• logo nu online
Home Warta Ekonomi Daerah Bahtsul Masail Pendidikan Neraca BMTNU Nasional Fiqih Parlemen Khutbah Pemerintahan Keislaman Amaliyah NU Humor Opini BMT NU Video Nyantri Mitra Lainnya Tokoh
Senin, 29 April 2024

Daerah

Gus Muwafiq Jelaskan Makna Tersirat dalam Doa Makan

Gus Muwafiq Jelaskan Makna Tersirat dalam Doa Makan
Gus Muwafiq dalam acara Pecah Rekor Muri Sego Kikil dan Tumpeng Ikan Terbesar di Alun-alun Kabupaten Jombang, Sabtu (23/09/2023). (Foto: Jombangkab TV)
Gus Muwafiq dalam acara Pecah Rekor Muri Sego Kikil dan Tumpeng Ikan Terbesar di Alun-alun Kabupaten Jombang, Sabtu (23/09/2023). (Foto: Jombangkab TV)

NU Online Jombang,

KH Ahmad Muwafiq atau Gus Muwafiq menjelaskan makna yang terkandung di dalam doa menjelang makan. Hal ini ia sampaikan dalam acara Pecah Rekor Muri Sego Kikil dan Tumpeng Ikan Terbesar di Alun-alun Kabupaten Jombang, Sabtu (23/09/2023). 

 

Gus Muwafiq mengatakan, pilihan makan bersama adalah pilihan paling syar'i dan sebagai ungkapan syukur kepada Allah. Karena makan bersama itu tercermin dari doa, doanya orang makan itu barokah karena baarik bermakna barokah. 

 

"Orang pesantren pasti tahu kenapa menyebut baarik lana. Kok tidak baarik lii? Tidak berkahilah saya tapi berkahilah kami? Padahal makan itu kalau ambil, ambil sendiri. Cuci piring sendiri. Tapi kenapa doanya kok kami?," katanya. 

 

Hal ini disebabkan karena pengakuan bahwa makanan itu tidak berdiri sendiri. Kalimat baarik lana itu akan teringat bahwa makanan merupakan hasil rangkaian kehidupan banyak kegiatan manusia yang dijadikan satu, yaitu kembali minta keberkahan kepada Allah. 

 

"Oleh karena itu doanya baarik lana, jangan makan sendiri. Ke warung sendiri jangan, kami itu maksudnya banyak yang terlibat. Dari proses menumbuhkan makanan, itu yang terlibat banyak sekali manusia.

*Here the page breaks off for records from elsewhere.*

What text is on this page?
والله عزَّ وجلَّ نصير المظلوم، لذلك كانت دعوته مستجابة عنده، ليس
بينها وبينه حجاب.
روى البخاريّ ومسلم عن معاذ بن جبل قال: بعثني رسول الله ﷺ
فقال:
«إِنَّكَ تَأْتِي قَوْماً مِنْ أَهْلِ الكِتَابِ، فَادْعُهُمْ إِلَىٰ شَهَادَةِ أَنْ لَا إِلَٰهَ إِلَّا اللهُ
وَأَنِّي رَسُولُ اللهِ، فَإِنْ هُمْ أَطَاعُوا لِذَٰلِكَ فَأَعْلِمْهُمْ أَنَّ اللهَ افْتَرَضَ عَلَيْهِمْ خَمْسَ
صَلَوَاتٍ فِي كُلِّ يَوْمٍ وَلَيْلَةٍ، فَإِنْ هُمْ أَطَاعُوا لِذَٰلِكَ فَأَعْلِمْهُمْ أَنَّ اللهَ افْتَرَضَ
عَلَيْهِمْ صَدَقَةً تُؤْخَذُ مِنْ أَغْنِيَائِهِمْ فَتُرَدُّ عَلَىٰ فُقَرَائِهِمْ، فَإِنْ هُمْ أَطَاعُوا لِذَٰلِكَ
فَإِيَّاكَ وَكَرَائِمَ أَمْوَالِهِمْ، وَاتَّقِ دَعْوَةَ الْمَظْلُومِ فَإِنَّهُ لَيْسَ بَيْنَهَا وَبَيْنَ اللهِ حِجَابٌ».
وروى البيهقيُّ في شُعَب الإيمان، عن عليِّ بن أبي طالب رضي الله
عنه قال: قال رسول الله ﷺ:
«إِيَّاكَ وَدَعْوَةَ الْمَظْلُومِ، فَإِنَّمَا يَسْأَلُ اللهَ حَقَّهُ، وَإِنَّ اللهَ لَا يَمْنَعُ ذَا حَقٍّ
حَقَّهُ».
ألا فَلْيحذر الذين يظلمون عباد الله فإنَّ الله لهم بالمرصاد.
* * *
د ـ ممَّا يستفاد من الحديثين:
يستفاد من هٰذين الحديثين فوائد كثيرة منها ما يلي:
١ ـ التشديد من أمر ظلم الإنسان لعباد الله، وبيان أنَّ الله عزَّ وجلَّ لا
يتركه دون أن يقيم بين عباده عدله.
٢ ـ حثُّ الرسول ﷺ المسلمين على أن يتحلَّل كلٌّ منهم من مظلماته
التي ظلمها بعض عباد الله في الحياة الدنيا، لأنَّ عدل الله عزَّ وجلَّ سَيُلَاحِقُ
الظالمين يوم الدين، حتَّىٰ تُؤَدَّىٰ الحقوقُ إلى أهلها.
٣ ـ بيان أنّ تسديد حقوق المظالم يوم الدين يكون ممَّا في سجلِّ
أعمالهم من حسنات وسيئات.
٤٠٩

Yang menanam kita tidak mengerti di mana. Hari ini makan kikil kita tidak ngerti, itu kikil dari mana?," ujar Gus Muwafiq. 

 

Gus Muwafiq memberi contoh, misalnya kikil. Kita tidak pernah tahu siapa yang memotong kemudian siapa yang memproduksi beras dan bumbu. 

 

Ini menggambarkan betapa makanan itu adalah hasil jerih payah semua orang mengharap kebaikan hidupnya. Yang menanam kunyit berharap hidupnya baik dari kunyit. Yang bikin garam berharap baik hidupnya dari garam. 

 

"Seluruh makanan itu cita-citanya baik. Orang pelihara sapi, cita-citanya baik. Jadi makanan adalah kumpulan cita-cita kebaikan yang kita tidak bisa menghitung. Dan kita tidak pernah tahu orangnya di mana? Namanya siapa?," ungkapnya. 

 

Ia melanjutkan, ketika terlibat dalam urusan makanan, semua punya cita-cita jadi yang terbaik. Tapi tidak ada satu orang pun yang bisa bikin makanan secara utuh. Ternyata memang dibikin semua orang. Pada akhirnya, makanan itu menggambarkan kebersamaan.

 

"Makanya kita berdoa kepada Allah Allahumma baarik lana," pungkas pria yang juga alumni Pesantren Tambakberas dan Tebuireng Jombang ini.